The longer you wait to act, the more expensive the bill will be. We are already late by several basis points compared to the level of inflation in Europe. Leaving the rates at 0% while continuing with the asset buying program, when inflation is already at over 5%, is an unprecedented threat to savings and to the continent’s overall wealth.

 

 

The U.S. central bank has already announced a rate rise, whereas in Europe we are still in a phase of complete denial when it comes to the impact of inflation on economic activity.

Letting the inflation run rife is an option that may still make sense on the other side of the Atlantic. An article published by Anneken Tappe on CNN’s website goes so far as to remind readers that inflation could prove to be beneficial for households that are carrying a lot of debt, who are saving practically nothing and whose wages are keeping pace with the inflation. Incidentally, this thesis is very much open to debate, and it is the poorest households, first and foremost, that are bearing the full brunt of the inflation... But that’s another story...

It is easier to get people to “swallow” the idea of inflation being beneficial in the United States, where getting into debt is a national pastime, both at the private level and the public level. The U.S. deficit is there to remind us of this, moreover, and the inflation is ultimately good news when it comes to starting to deflate, in terms of its absolute value, the weight of that public debt that has been accumulating for so many years...

 

 

In Europe, however, it’s a different story. The situation is not the same: households’ savings are larger and the level of private debt varies greatly from one country to the next. To take no action, with these levels of inflation, plays into the hands, primarily, of the “grasshopper” countries of southern Europe, which are seeing their debt burden diminishing. The German “ants”, by contrast, will be less content to see both their budgetary discipline penalized, and their savings collapsing with the cut in the real rates.
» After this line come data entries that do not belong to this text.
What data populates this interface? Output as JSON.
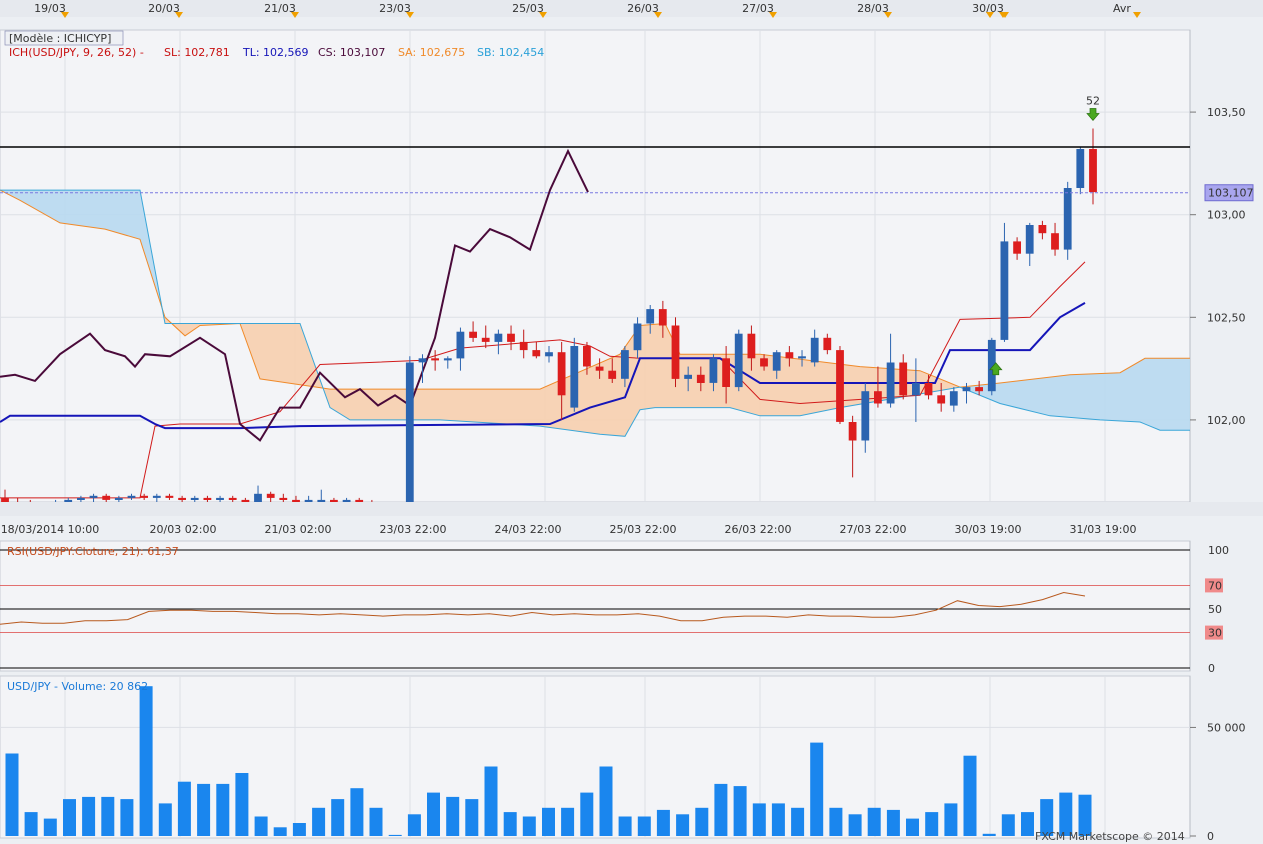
{
  "app": {
    "watermark": "FXCM Marketscope © 2014"
  },
  "top_dates": [
    "19/03",
    "20/03",
    "21/03",
    "23/03",
    "25/03",
    "26/03",
    "27/03",
    "28/03",
    "30/03",
    "Avr"
  ],
  "main": {
    "model_label": "[Modèle : ICHICYP]",
    "legend": {
      "ich": "ICH(USD/JPY, 9, 26, 52) -",
      "sl": "SL: 102,781",
      "tl": "TL: 102,569",
      "cs": "CS: 103,107",
      "sa": "SA: 102,675",
      "sb": "SB: 102,454"
    },
    "price_labels": [
      "103,50",
      "103,00",
      "102,50",
      "102,00"
    ],
    "current_price": "103,107",
    "marker_label": "52",
    "time_labels": [
      "18/03/2014 10:00",
      "20/03 02:00",
      "21/03 02:00",
      "23/03 22:00",
      "24/03 22:00",
      "25/03 22:00",
      "26/03 22:00",
      "27/03 22:00",
      "30/03 19:00",
      "31/03 19:00"
    ]
  },
  "rsi": {
    "label": "RSI(USD/JPY:Cloture, 21): 61,37",
    "levels": [
      "100",
      "70",
      "50",
      "30",
      "0"
    ]
  },
  "volume": {
    "label": "USD/JPY - Volume: 20 862",
    "axis": [
      "50 000",
      "0"
    ]
  },
  "colors": {
    "up": "#2b64b0",
    "down": "#dd1e1e",
    "tenkan": "#d11a1a",
    "kijun": "#1515b8",
    "chikou": "#4a0a3a",
    "cloud_bull": "#f7cfae",
    "cloud_bear": "#b8d9ef",
    "span_a": "#f08a2a",
    "span_b": "#3aa6d8",
    "volume": "#1a86ee"
  },
  "chart_data": {
    "type": "candlestick",
    "price_range": [
      101.6,
      103.9
    ],
    "candles": [
      {
        "o": 101.62,
        "h": 101.66,
        "l": 101.58,
        "c": 101.6
      },
      {
        "o": 101.6,
        "h": 101.62,
        "l": 101.58,
        "c": 101.59
      },
      {
        "o": 101.59,
        "h": 101.61,
        "l": 101.57,
        "c": 101.58
      },
      {
        "o": 101.58,
        "h": 101.6,
        "l": 101.57,
        "c": 101.59
      },
      {
        "o": 101.59,
        "h": 101.61,
        "l": 101.58,
        "c": 101.6
      },
      {
        "o": 101.6,
        "h": 101.62,
        "l": 101.58,
        "c": 101.61
      },
      {
        "o": 101.61,
        "h": 101.63,
        "l": 101.59,
        "c": 101.62
      },
      {
        "o": 101.62,
        "h": 101.64,
        "l": 101.6,
        "c": 101.63
      },
      {
        "o": 101.63,
        "h": 101.64,
        "l": 101.6,
        "c": 101.61
      },
      {
        "o": 101.61,
        "h": 101.63,
        "l": 101.59,
        "c": 101.62
      },
      {
        "o": 101.62,
        "h": 101.64,
        "l": 101.61,
        "c": 101.63
      },
      {
        "o": 101.63,
        "h": 101.64,
        "l": 101.61,
        "c": 101.62
      },
      {
        "o": 101.62,
        "h": 101.64,
        "l": 101.6,
        "c": 101.63
      },
      {
        "o": 101.63,
        "h": 101.64,
        "l": 101.61,
        "c": 101.62
      },
      {
        "o": 101.62,
        "h": 101.63,
        "l": 101.6,
        "c": 101.61
      },
      {
        "o": 101.61,
        "h": 101.63,
        "l": 101.6,
        "c": 101.62
      },
      {
        "o": 101.62,
        "h": 101.63,
        "l": 101.6,
        "c": 101.61
      },
      {
        "o": 101.61,
        "h": 101.63,
        "l": 101.6,
        "c": 101.62
      },
      {
        "o": 101.62,
        "h": 101.63,
        "l": 101.6,
        "c": 101.61
      },
      {
        "o": 101.61,
        "h": 101.62,
        "l": 101.59,
        "c": 101.6
      },
      {
        "o": 101.6,
        "h": 101.68,
        "l": 101.58,
        "c": 101.64
      },
      {
        "o": 101.64,
        "h": 101.65,
        "l": 101.59,
        "c": 101.62
      },
      {
        "o": 101.62,
        "h": 101.64,
        "l": 101.59,
        "c": 101.61
      },
      {
        "o": 101.61,
        "h": 101.63,
        "l": 101.59,
        "c": 101.6
      },
      {
        "o": 101.6,
        "h": 101.63,
        "l": 101.58,
        "c": 101.61
      },
      {
        "o": 101.59,
        "h": 101.66,
        "l": 101.58,
        "c": 101.61
      },
      {
        "o": 101.61,
        "h": 101.62,
        "l": 101.58,
        "c": 101.6
      },
      {
        "o": 101.6,
        "h": 101.62,
        "l": 101.58,
        "c": 101.61
      },
      {
        "o": 101.61,
        "h": 101.62,
        "l": 101.58,
        "c": 101.59
      },
      {
        "o": 101.59,
        "h": 101.61,
        "l": 101.57,
        "c": 101.58
      },
      {
        "o": 101.58,
        "h": 101.6,
        "l": 101.56,
        "c": 101.59
      },
      {
        "o": 101.59,
        "h": 101.6,
        "l": 101.57,
        "c": 101.58
      },
      {
        "o": 101.58,
        "h": 102.31,
        "l": 101.56,
        "c": 102.28
      },
      {
        "o": 102.28,
        "h": 102.32,
        "l": 102.18,
        "c": 102.3
      },
      {
        "o": 102.3,
        "h": 102.34,
        "l": 102.24,
        "c": 102.29
      },
      {
        "o": 102.29,
        "h": 102.31,
        "l": 102.25,
        "c": 102.3
      },
      {
        "o": 102.3,
        "h": 102.45,
        "l": 102.24,
        "c": 102.43
      },
      {
        "o": 102.43,
        "h": 102.48,
        "l": 102.38,
        "c": 102.4
      },
      {
        "o": 102.4,
        "h": 102.46,
        "l": 102.35,
        "c": 102.38
      },
      {
        "o": 102.38,
        "h": 102.44,
        "l": 102.32,
        "c": 102.42
      },
      {
        "o": 102.42,
        "h": 102.46,
        "l": 102.34,
        "c": 102.38
      },
      {
        "o": 102.38,
        "h": 102.44,
        "l": 102.3,
        "c": 102.34
      },
      {
        "o": 102.34,
        "h": 102.38,
        "l": 102.3,
        "c": 102.31
      },
      {
        "o": 102.31,
        "h": 102.36,
        "l": 102.28,
        "c": 102.33
      },
      {
        "o": 102.33,
        "h": 102.38,
        "l": 102.0,
        "c": 102.12
      },
      {
        "o": 102.06,
        "h": 102.4,
        "l": 102.04,
        "c": 102.36
      },
      {
        "o": 102.36,
        "h": 102.38,
        "l": 102.22,
        "c": 102.26
      },
      {
        "o": 102.26,
        "h": 102.3,
        "l": 102.2,
        "c": 102.24
      },
      {
        "o": 102.24,
        "h": 102.3,
        "l": 102.18,
        "c": 102.2
      },
      {
        "o": 102.2,
        "h": 102.36,
        "l": 102.16,
        "c": 102.34
      },
      {
        "o": 102.34,
        "h": 102.5,
        "l": 102.3,
        "c": 102.47
      },
      {
        "o": 102.47,
        "h": 102.56,
        "l": 102.42,
        "c": 102.54
      },
      {
        "o": 102.54,
        "h": 102.58,
        "l": 102.4,
        "c": 102.46
      },
      {
        "o": 102.46,
        "h": 102.5,
        "l": 102.16,
        "c": 102.2
      },
      {
        "o": 102.2,
        "h": 102.26,
        "l": 102.14,
        "c": 102.22
      },
      {
        "o": 102.22,
        "h": 102.26,
        "l": 102.14,
        "c": 102.18
      },
      {
        "o": 102.18,
        "h": 102.32,
        "l": 102.14,
        "c": 102.3
      },
      {
        "o": 102.3,
        "h": 102.36,
        "l": 102.08,
        "c": 102.16
      },
      {
        "o": 102.16,
        "h": 102.44,
        "l": 102.14,
        "c": 102.42
      },
      {
        "o": 102.42,
        "h": 102.46,
        "l": 102.24,
        "c": 102.3
      },
      {
        "o": 102.3,
        "h": 102.32,
        "l": 102.24,
        "c": 102.26
      },
      {
        "o": 102.24,
        "h": 102.34,
        "l": 102.2,
        "c": 102.33
      },
      {
        "o": 102.33,
        "h": 102.36,
        "l": 102.26,
        "c": 102.3
      },
      {
        "o": 102.3,
        "h": 102.34,
        "l": 102.26,
        "c": 102.31
      },
      {
        "o": 102.28,
        "h": 102.44,
        "l": 102.26,
        "c": 102.4
      },
      {
        "o": 102.4,
        "h": 102.42,
        "l": 102.32,
        "c": 102.34
      },
      {
        "o": 102.34,
        "h": 102.36,
        "l": 101.98,
        "c": 101.99
      },
      {
        "o": 101.99,
        "h": 102.02,
        "l": 101.72,
        "c": 101.9
      },
      {
        "o": 101.9,
        "h": 102.18,
        "l": 101.84,
        "c": 102.14
      },
      {
        "o": 102.14,
        "h": 102.26,
        "l": 102.06,
        "c": 102.08
      },
      {
        "o": 102.08,
        "h": 102.42,
        "l": 102.06,
        "c": 102.28
      },
      {
        "o": 102.28,
        "h": 102.32,
        "l": 102.1,
        "c": 102.12
      },
      {
        "o": 102.12,
        "h": 102.3,
        "l": 101.99,
        "c": 102.18
      },
      {
        "o": 102.18,
        "h": 102.22,
        "l": 102.1,
        "c": 102.12
      },
      {
        "o": 102.12,
        "h": 102.18,
        "l": 102.04,
        "c": 102.08
      },
      {
        "o": 102.07,
        "h": 102.16,
        "l": 102.04,
        "c": 102.14
      },
      {
        "o": 102.14,
        "h": 102.18,
        "l": 102.08,
        "c": 102.16
      },
      {
        "o": 102.16,
        "h": 102.19,
        "l": 102.12,
        "c": 102.14
      },
      {
        "o": 102.14,
        "h": 102.4,
        "l": 102.12,
        "c": 102.39
      },
      {
        "o": 102.39,
        "h": 102.96,
        "l": 102.38,
        "c": 102.87
      },
      {
        "o": 102.87,
        "h": 102.89,
        "l": 102.78,
        "c": 102.81
      },
      {
        "o": 102.81,
        "h": 102.96,
        "l": 102.75,
        "c": 102.95
      },
      {
        "o": 102.95,
        "h": 102.97,
        "l": 102.88,
        "c": 102.91
      },
      {
        "o": 102.91,
        "h": 102.96,
        "l": 102.8,
        "c": 102.83
      },
      {
        "o": 102.83,
        "h": 103.16,
        "l": 102.78,
        "c": 103.13
      },
      {
        "o": 103.13,
        "h": 103.33,
        "l": 103.1,
        "c": 103.32
      },
      {
        "o": 103.32,
        "h": 103.42,
        "l": 103.05,
        "c": 103.11
      }
    ],
    "volume_max": 70000,
    "volume": [
      38000,
      11000,
      8000,
      17000,
      18000,
      18000,
      17000,
      69000,
      15000,
      25000,
      24000,
      24000,
      29000,
      9000,
      4000,
      6000,
      13000,
      17000,
      22000,
      13000,
      500,
      10000,
      20000,
      18000,
      17000,
      32000,
      11000,
      9000,
      13000,
      13000,
      20000,
      32000,
      9000,
      9000,
      12000,
      10000,
      13000,
      24000,
      23000,
      15000,
      15000,
      13000,
      43000,
      13000,
      10000,
      13000,
      12000,
      8000,
      11000,
      15000,
      37000,
      1000,
      10000,
      11000,
      17000,
      20000,
      19000
    ],
    "rsi": [
      37,
      39,
      38,
      38,
      40,
      40,
      41,
      48,
      49,
      49,
      48,
      48,
      47,
      46,
      46,
      45,
      46,
      45,
      44,
      45,
      45,
      46,
      45,
      46,
      44,
      47,
      45,
      46,
      45,
      45,
      46,
      44,
      40,
      40,
      43,
      44,
      44,
      43,
      45,
      44,
      44,
      43,
      43,
      45,
      49,
      57,
      53,
      52,
      54,
      58,
      64,
      61
    ]
  }
}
These German savers are in the process of literally rushing to cash to protect themselves from the falls in the yields from their investments in bond products that are melting away like snow in the sun...

 

 

The level of the euro is now playing an increasingly decisive role for these savers. If the fall in the European currency continues, we could see this cash reserve come and seek a safe haven in tangible assets, thereby fueling the inflationary cycle even more. That is the risk posed by the European Central Bank’s current inertia. If the ECB’s denial of the reality continues, the rush to cash risks being transformed into distrust of the currency.
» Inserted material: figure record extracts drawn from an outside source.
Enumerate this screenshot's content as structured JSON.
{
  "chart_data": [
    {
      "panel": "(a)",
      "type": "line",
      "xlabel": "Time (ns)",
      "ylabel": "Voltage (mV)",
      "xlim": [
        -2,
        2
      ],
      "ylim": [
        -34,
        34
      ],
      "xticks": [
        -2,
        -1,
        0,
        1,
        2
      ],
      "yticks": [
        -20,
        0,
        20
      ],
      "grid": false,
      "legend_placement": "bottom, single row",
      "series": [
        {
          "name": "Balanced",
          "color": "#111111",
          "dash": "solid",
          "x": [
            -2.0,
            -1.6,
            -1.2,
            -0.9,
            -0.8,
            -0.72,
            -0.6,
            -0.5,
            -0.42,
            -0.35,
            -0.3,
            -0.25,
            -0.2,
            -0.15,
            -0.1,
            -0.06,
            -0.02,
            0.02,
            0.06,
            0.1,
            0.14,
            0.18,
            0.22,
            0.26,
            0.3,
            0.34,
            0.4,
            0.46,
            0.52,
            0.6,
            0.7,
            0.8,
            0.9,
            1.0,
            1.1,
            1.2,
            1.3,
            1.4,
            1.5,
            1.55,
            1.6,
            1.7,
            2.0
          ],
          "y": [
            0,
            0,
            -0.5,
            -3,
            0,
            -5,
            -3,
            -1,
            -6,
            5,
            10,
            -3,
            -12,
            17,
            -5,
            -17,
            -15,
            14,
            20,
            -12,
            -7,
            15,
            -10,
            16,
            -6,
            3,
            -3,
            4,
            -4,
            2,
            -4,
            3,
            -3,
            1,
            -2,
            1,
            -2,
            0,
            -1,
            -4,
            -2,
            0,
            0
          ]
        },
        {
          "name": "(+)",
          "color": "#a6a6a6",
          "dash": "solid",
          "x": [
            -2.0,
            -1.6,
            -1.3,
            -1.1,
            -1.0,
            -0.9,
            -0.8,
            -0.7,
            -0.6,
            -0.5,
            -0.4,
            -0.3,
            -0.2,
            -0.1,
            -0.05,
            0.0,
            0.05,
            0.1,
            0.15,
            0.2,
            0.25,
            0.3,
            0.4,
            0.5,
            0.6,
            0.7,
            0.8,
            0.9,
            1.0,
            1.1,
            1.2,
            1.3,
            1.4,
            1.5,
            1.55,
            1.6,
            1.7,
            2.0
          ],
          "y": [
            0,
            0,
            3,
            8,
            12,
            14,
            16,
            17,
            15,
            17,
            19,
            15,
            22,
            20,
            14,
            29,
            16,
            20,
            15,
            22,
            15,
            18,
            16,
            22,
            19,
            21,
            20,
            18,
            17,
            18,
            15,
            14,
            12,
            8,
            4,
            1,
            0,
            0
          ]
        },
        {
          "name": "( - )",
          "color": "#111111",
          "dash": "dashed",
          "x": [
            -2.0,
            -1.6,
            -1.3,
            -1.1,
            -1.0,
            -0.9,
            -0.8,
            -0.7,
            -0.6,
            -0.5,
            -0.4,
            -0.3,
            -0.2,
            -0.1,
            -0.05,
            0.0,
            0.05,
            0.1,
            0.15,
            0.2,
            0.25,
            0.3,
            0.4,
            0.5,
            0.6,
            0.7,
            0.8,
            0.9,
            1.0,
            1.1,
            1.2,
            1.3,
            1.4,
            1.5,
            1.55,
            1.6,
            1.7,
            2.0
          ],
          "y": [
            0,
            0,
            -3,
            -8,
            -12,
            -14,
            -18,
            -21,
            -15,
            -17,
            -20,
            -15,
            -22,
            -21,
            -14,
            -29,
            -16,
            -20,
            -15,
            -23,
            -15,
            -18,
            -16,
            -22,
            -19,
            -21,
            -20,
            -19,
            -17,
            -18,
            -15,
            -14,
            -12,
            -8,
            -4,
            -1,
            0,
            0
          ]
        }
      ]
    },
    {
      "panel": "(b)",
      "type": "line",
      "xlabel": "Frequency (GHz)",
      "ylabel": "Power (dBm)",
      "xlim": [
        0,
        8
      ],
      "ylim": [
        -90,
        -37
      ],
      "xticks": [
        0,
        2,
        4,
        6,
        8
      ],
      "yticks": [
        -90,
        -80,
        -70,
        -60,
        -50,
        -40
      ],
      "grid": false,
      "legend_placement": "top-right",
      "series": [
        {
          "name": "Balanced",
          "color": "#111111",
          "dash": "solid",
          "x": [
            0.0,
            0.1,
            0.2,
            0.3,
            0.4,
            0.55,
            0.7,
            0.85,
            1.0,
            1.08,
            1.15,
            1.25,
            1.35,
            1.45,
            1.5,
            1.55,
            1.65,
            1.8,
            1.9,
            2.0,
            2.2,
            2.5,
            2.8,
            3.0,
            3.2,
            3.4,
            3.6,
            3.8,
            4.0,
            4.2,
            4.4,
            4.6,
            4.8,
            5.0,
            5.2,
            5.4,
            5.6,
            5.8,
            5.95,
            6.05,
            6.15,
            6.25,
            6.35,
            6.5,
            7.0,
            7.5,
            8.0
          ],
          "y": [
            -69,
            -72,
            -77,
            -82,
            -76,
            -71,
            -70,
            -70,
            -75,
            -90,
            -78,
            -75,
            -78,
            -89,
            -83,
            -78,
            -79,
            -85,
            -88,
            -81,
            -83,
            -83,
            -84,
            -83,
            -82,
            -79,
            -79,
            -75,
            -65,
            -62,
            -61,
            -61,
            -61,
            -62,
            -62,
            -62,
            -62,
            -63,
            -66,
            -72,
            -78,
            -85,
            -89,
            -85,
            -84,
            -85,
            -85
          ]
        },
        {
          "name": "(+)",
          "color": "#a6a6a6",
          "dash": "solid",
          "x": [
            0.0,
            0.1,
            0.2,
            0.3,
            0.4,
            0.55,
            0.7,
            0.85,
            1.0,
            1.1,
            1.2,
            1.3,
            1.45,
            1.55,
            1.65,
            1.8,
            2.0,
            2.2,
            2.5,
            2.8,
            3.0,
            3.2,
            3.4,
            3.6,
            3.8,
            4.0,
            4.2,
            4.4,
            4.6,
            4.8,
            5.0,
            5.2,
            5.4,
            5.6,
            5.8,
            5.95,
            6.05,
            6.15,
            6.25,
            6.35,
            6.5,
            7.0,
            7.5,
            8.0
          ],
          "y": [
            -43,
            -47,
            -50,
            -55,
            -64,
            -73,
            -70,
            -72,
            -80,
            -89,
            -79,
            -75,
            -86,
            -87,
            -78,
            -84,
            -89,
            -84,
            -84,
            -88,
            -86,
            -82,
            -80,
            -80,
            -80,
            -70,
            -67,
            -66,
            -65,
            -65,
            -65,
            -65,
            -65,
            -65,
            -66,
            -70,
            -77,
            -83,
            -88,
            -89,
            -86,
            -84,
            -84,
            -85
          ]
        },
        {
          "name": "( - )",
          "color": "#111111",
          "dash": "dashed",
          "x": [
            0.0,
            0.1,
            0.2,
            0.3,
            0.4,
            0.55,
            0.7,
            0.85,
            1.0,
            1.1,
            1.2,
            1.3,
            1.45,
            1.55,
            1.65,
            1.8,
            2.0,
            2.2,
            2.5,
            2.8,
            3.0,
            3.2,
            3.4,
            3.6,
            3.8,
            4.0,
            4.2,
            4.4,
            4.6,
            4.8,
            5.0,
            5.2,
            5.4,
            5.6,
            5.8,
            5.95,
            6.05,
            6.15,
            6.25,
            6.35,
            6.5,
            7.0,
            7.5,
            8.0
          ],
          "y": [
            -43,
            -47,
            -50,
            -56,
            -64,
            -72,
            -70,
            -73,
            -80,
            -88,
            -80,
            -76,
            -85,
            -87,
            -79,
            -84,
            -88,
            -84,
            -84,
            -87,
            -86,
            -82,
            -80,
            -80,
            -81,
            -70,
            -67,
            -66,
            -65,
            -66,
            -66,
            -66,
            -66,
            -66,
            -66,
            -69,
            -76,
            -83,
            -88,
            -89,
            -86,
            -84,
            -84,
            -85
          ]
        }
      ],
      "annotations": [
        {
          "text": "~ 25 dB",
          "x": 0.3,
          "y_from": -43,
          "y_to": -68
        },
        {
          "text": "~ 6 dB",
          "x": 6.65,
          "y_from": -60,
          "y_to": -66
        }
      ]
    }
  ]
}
The reserves for the next rise in gold prices are certainly present in Germany and in other countries with high savings rates. At the same time, faced with this inflationary shock, we are witnessing the confidence that these savers have in the ECB being eroded a little more with each passing day. In those particular countries, it will only take a spark in order for the sentiment on metal, still neutral at present, to turn sharply upwards again.